A phone call from a “60 Minutes” or “20/20” producer used to strike fear in the hearts and minds of PR pros everywhere. This was especially true if the call arrived at the final stages of production of a likely critical segment. After all, investigative news journalists held all the cards, or so it seemed.
What if we insisted that we be allowed to tape the interview in exchange for granting access to our newsmaker client? To our surprise, in 1985, “60 Minutes” agreed, but with one ground rule: our cameras shut down when theirs did. Henceforth, the playing field was at least partially leveled.
In a piece today that has all sorts of ramifications for PR practitioners, New York Times newspaper beat reporter Katharine Seelye (finally) reports on how unedited source material can be used in this day and age to give an interviewee a leg up on the interviewer. Unlike the “60 Minutes” example wherein PR pros remained at the mercy of other TV (or print) news gatekeepers to carry a client’s unedited (non-reported) perspective, the advent of publicly accessible, RSS-enabled weblogs, podcasts and other forms of digital content delivery can make any newsmaker a news producer as well.
Dallas Mavs owner, tech mogul and widely linked-to blogger Mark Cuban demonstrated this tact so effectively this past summer when he posted his unedited e-mail exchange with Andrew Ross Sorkin, Ms. Seelye’s colleague on the Times’s business pages. Mr. Cuban was miffed by a piece Mr. Sorkin had written in which he believed his comments were taken out of context.
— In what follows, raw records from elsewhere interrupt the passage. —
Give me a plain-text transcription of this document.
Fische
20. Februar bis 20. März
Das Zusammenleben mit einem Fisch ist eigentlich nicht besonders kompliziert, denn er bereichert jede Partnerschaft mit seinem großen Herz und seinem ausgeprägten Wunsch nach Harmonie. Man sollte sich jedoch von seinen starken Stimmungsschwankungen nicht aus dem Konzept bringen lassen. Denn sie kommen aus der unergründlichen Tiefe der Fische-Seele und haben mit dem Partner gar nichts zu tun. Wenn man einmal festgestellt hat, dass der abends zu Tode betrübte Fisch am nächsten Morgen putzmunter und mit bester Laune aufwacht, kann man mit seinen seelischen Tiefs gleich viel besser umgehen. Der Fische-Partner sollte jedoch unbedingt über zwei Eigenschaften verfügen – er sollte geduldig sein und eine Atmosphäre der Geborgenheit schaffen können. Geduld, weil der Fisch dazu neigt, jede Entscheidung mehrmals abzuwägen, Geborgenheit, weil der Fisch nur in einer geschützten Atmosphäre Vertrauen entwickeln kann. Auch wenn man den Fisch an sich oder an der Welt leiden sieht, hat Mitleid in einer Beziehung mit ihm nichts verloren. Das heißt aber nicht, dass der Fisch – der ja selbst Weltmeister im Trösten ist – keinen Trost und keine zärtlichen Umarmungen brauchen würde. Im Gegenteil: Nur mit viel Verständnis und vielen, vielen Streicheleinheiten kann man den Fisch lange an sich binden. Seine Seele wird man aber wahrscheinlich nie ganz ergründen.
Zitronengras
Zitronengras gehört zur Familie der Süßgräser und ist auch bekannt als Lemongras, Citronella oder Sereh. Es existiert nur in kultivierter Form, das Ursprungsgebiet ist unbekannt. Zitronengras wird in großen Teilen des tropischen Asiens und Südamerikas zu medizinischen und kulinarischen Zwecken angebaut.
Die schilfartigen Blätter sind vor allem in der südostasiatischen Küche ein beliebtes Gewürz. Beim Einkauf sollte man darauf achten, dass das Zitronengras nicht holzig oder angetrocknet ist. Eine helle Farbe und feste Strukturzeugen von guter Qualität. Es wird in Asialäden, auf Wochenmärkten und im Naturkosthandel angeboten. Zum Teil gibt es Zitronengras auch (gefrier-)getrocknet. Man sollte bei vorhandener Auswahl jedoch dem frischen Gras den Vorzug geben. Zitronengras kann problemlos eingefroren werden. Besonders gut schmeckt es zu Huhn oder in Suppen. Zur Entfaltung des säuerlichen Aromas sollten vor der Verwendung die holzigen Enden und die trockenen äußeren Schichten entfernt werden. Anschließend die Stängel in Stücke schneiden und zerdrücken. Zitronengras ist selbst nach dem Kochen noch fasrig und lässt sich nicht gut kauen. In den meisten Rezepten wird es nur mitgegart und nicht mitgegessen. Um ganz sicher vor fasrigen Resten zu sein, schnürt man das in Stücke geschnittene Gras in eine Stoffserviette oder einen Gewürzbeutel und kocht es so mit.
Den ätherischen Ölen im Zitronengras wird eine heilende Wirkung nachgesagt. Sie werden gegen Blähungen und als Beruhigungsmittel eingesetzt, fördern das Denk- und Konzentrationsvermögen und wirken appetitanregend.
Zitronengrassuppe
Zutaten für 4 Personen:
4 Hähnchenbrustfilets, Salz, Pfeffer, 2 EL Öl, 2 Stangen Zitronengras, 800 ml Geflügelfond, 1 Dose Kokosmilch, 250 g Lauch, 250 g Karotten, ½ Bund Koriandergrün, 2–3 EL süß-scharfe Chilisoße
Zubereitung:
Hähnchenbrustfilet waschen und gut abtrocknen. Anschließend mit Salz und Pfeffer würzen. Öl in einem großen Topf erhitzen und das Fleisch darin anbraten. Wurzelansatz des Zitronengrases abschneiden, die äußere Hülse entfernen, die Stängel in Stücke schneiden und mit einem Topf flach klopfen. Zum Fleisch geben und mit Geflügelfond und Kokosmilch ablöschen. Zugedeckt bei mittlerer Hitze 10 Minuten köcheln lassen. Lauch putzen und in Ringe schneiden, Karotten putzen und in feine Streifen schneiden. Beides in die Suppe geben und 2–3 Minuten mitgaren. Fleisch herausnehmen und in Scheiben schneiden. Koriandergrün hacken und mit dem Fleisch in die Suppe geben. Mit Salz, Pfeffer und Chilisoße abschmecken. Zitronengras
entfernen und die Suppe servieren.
PR maven Howard Rubenstein’s supposedly smarter son Steven had this to say:
“…a corporation must also consider whether publishing such material would alienate an influential beat reporter as well as an entire news outlet and possibly reporters for other outlets. ‘You have to balance the incident over the long-term relationship,’ he said. ‘But you can get your side out in a benign way. It doesn’t have to be antagonistic.'”
Right. It may be okay for Mr. Cuban to blindside The Times’s lead M&A reporter, but for most of us whose livelihoods rely on honest and mutually dependent relationships with mainstream reporters, it is not a practice to be considered lightly or without the cognizance and consent of the inquiring journalist.